As collaborative learning allows joint training of a model using multiple sources of data, the security problem has been a central concern. Malicious users can upload poisoned data to prevent the model's convergence or inject hidden backdoors. The so-called backdoor attacks are especially difficult to detect since the model behaves normally on standard test data but gives wrong outputs when triggered by certain backdoor keys. Although Byzantine-tolerant training algorithms provide convergence guarantee, provable defense against backdoor attacks remains largely unsolved. Methods based on randomized smoothing can only correct a small number of corrupted pixels or labels; methods based on subset aggregation cause a severe drop in classification accuracy due to low data utilization. We propose a novel framework that generalizes existing subset aggregation methods. The framework shows that the subset selection process, a deciding factor for subset aggregation methods, can be viewed as a code design problem. We derive the theoretical bound of data utilization ratio and provide optimal code construction. Experiments on non-IID versions of MNIST and CIFAR-10 show that our method with optimal codes significantly outperforms baselines using non-overlapping partition and random selection. Additionally, integration with existing coding theory results shows that special codes can track the location of the attackers. Such capability provides new countermeasures to backdoor attacks.

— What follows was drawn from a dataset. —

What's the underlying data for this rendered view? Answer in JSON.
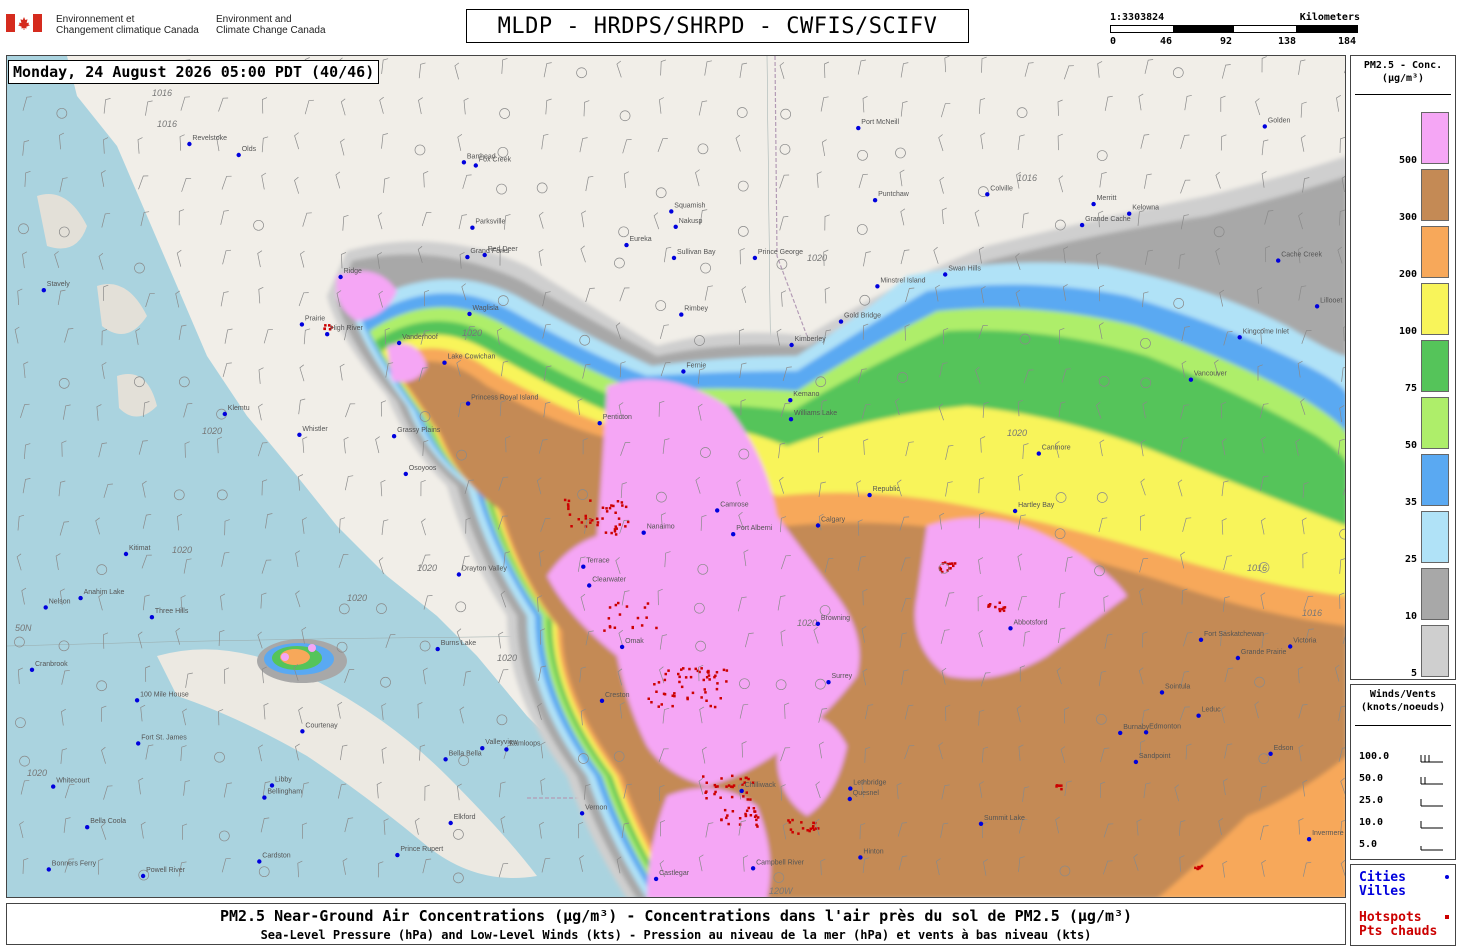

翻译：由于合作学习使利用多种数据来源对模型进行联合培训成为了合作学习,安全问题一直是一个中心问题。恶意用户可以上传有毒数据,以防止模型的趋同或输入隐藏的后门。所谓的后门攻击特别难以检测,因为模型通常在标准测试数据上表现正常,但在某些后门钥匙触发时却产生错误产出。虽然Byzantine耐受性培训算法提供了趋同的保证,但是对后门攻击的可辨防御性基本上仍未解决。基于随机平滑的方法只能纠正少数腐败的像素或标签;基于子集的方法导致分类精确度因数据利用率低而严重下降。我们提出了一个新的框架,将现有的子集成选择程序作为子集成方法的决定因素,可被视为一个代码设计问题。我们从理论角度出发,数据利用比率并提供最佳代码构建。对非IID版本的MNIST和CIFAR-10的实验显示,我们使用最佳代码的方法大大超出使用非重叠分区分区隔断和随机选择目标的基线。这个框架显示现有组合选择程序能够向攻击者提供新的轨道定位。